Innumerables autoridades y empleados públicos valencianos llevan un tiempo haciendo campaña para conseguir que la Comisión Europea, en unos días, otorgue al Cap i casal el título de Capital Europea de la Innovación 2020 y un millón de euros.
No es fácil saber si, como este periódico se preguntaba hace unas semanas, València es realmente mejor que las otras cinco ciudades finalistas y, por lo tanto, merece tal reconocimiento. Mi impresión, tras haber analizado diversas políticas desarrolladas por los gobernantes valencianos durante los últimos años, es que estas no destacan por haber creado un ecosistema propicio para la innovación, sino más bien por lo contrario.

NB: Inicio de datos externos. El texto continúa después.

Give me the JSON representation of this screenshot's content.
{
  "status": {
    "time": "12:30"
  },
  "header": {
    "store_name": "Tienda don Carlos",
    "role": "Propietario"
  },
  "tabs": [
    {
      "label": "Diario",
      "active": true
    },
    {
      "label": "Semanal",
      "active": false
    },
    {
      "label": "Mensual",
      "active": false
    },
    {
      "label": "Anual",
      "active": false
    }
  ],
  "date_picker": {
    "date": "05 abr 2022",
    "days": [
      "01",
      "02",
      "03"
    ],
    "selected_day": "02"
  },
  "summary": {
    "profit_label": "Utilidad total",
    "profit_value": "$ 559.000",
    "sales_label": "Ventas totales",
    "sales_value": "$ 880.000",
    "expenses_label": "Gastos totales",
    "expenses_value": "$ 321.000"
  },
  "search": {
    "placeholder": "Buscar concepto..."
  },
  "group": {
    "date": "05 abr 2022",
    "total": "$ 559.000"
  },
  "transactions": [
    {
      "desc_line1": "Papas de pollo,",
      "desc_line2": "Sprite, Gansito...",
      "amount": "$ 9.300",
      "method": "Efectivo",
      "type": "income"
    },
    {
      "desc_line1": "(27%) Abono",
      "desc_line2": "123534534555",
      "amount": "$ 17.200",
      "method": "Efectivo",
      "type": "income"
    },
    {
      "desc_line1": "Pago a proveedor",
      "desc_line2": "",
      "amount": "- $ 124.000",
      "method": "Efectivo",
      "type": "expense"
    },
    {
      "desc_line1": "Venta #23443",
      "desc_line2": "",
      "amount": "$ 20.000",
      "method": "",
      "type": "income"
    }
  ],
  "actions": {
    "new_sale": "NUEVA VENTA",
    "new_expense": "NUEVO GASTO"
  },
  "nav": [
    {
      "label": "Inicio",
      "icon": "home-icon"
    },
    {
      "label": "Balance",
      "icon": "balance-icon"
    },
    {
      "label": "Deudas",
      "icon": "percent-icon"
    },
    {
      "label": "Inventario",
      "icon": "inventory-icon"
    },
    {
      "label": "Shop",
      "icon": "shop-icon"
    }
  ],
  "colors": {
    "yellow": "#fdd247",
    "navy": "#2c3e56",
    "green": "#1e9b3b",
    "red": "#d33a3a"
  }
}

Como certeramente señala Matt Ridley, la innovación es, además de madre de la prosperidad, hija de la libertad. Esta última no es la única, pero sí la principal condición para que aquella florezca. Sin libertad para apartarse de las soluciones hasta ahora ensayadas o consolidadas, para experimentar nuevas formas de hacer las cosas, resulta sencillamente imposible descubrir o innovar nada. Cuanto mayores sean las facilidades y más amplio el margen de maniobra que se reconozca a los individuos para poner en práctica nuevas ideas, más elevada será la probabilidad de que algunos de ellos desarrollen nuevas técnicas, productos o servicios que mejoren el bienestar de las personas. A la hora de diseñar e implementar sus políticas, de ordenar la vida económica y social, los poderes públicos deberían tener muy en cuenta estos (y otros) beneficios que la libertad puede engendrar.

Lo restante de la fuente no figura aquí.